Psychologisierung ist nicht im Sinne des Films. Man mag Rettenberger als ein Konzept von Punkten und Pfeilen auffassen – v.a. Pfeilen – wie oben beschrieben, denn vielmehr bietet „Der Räuber“ hinsichtlich der Erzählung nicht an. Doch da ist auch Andreas Lust, dessen Spiel sich zwar der Zurückhaltung der Regie angleicht. Dessen Meisterschaft jedoch in seiner Strahlkraft, seiner Lebendigkeit liegt und ganz besonders in seinen Augen zu finden ist. Vielfach wurde Lusts äußerliche Kälte mit den ausdruckslosen Zügen jener Maske verglichen, die seine Figur bei den Überfällen trägt. Doch übersehen wird dabei diese schwer zu definierende Energie, welche ihn nicht stillstehen, nicht schlafen, nicht gefangen sein lässt. Ausgedrückt wird sie in seiner niemals ruhenden Physis und seinen eben manchmal überraschend lebhaft aufblitzenden Augen.

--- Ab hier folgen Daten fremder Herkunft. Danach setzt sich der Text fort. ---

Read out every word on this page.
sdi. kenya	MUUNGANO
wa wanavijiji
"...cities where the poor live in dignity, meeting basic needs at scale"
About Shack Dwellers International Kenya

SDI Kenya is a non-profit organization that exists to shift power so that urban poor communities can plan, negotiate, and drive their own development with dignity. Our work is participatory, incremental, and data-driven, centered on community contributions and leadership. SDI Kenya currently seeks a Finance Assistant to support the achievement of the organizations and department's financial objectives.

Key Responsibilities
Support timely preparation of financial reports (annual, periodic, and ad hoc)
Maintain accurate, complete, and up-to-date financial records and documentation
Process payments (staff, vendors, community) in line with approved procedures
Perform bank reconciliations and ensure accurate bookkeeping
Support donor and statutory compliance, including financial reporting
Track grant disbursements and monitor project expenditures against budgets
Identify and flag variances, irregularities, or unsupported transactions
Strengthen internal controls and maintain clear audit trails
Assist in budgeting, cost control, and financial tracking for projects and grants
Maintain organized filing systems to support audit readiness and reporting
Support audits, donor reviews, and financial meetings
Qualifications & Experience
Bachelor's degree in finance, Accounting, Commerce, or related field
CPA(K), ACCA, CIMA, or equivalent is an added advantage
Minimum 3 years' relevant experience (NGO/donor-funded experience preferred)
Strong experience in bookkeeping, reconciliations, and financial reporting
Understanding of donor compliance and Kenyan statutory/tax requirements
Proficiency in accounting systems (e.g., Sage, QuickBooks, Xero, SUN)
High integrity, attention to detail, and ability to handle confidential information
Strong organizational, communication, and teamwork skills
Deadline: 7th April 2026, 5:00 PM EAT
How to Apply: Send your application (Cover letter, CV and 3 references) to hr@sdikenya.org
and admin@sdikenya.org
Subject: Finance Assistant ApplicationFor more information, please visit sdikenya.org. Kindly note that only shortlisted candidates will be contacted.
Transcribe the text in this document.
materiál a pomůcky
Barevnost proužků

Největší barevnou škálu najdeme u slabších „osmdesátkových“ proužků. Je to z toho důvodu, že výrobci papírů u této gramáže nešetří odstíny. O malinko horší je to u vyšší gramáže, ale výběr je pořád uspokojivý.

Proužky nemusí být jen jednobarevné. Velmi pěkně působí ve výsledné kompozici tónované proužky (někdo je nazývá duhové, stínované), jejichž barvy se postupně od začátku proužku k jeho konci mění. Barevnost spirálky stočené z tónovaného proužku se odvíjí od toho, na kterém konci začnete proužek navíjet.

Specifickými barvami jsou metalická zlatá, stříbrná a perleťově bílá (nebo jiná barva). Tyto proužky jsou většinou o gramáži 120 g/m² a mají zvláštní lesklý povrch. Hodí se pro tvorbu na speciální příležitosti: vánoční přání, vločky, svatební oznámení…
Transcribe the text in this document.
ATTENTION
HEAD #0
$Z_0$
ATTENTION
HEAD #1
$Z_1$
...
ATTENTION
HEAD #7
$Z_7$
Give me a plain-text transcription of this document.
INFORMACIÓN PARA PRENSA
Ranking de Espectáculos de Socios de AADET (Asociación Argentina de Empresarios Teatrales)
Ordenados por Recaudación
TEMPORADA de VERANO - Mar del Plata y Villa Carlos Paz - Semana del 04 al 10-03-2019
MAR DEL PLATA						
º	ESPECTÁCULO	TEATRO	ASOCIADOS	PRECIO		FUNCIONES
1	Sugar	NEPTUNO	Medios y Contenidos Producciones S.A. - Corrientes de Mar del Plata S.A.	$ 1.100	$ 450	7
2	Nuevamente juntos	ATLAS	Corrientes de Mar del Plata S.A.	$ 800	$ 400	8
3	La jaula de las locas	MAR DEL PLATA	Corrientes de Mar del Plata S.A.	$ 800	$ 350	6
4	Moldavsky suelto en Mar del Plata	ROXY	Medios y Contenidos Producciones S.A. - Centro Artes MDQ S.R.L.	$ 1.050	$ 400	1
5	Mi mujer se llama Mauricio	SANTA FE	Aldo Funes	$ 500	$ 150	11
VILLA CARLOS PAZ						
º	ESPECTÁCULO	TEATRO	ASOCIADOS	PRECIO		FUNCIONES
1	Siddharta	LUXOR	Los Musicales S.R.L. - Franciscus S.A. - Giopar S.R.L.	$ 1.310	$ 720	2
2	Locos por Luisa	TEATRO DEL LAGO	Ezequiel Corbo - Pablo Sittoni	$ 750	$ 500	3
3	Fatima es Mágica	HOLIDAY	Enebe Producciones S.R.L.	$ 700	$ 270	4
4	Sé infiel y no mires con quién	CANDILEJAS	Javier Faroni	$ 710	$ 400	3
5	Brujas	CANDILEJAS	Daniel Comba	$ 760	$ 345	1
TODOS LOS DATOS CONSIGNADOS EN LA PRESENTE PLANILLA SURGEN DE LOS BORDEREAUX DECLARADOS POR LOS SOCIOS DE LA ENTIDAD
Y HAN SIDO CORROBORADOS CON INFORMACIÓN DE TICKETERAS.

Ein Hauptdarsteller macht allerdings noch keinen Film. Die angemerkte Statik der Inszenierung wird in „Der Räuber“ logischerweise aufge- und unterbrochen. Bezeichnenderweise wirkt Rettenberger wie eingekerkert in den ruhigen Alltagsszenen mit besagten schweigenden Figuren und kargen Räumen. Das Motiv, welches den europäischen Autorenfilm seit den sechziger Jahren bevölkert, findet seinen erfrischenden Widerpart in reichlich Laufszenen, die sich manchmal in Fluchtszenen verwandeln. Bewegung, nicht Geld, ist Leben für Rettenberger und würde sie nicht das bestimmende Element des Films sein, könnte man sich bei „Der Räuber“ ebenso gut erinnert fühlen an ein abstraktes Gemälde, das aus wenigen präzise gesetzten Pinselstrichen besteht. Jede Einstellung, jede Geste ist bis ins Detail durchdacht. Vom stellenweise treibenden Soundtrack zur ebenso vereinzelt eingesetzten Radiomusik, der Kameraführung Reinhold Vorschneiders und den wenigen Dialogen – Heisenbergs Film zeugt von einer ungeheuren Souveränität in der Herstellung. Doch ungeachtet dieser Klarheit in Idee und Ausführung obsiegt der Film über jedes Vorurteil durch eine schlussendliche Offenheit. Die Offenheit eines Kunstwerks, dessen Rahmen ungemein deutlich zu sehen ist und dennoch sich der hermetischen Perfektion verweigert.

Vielleicht liegt mir Petzolds Stil nicht. Vielleicht ist es das Wechselspiel vom mitreißenden Strom der Bewegung und der nahezu absoluten Einfachheit abseits einer auffälligen Metaphorik, wie sie von Heisenberg nur einmal bemüht wird, welches seinen Film von den genannten seines Kollegen so wohltuend abhebt. Im Allgemeinen gesprochen, lässt sich angesichts des „Räubers“ feststellen, dass hin und wieder ein aus wenigen Linien und Flächen bestehendes Gemälde eine größere Verlockung darstellt als so manch barocke Opulenz.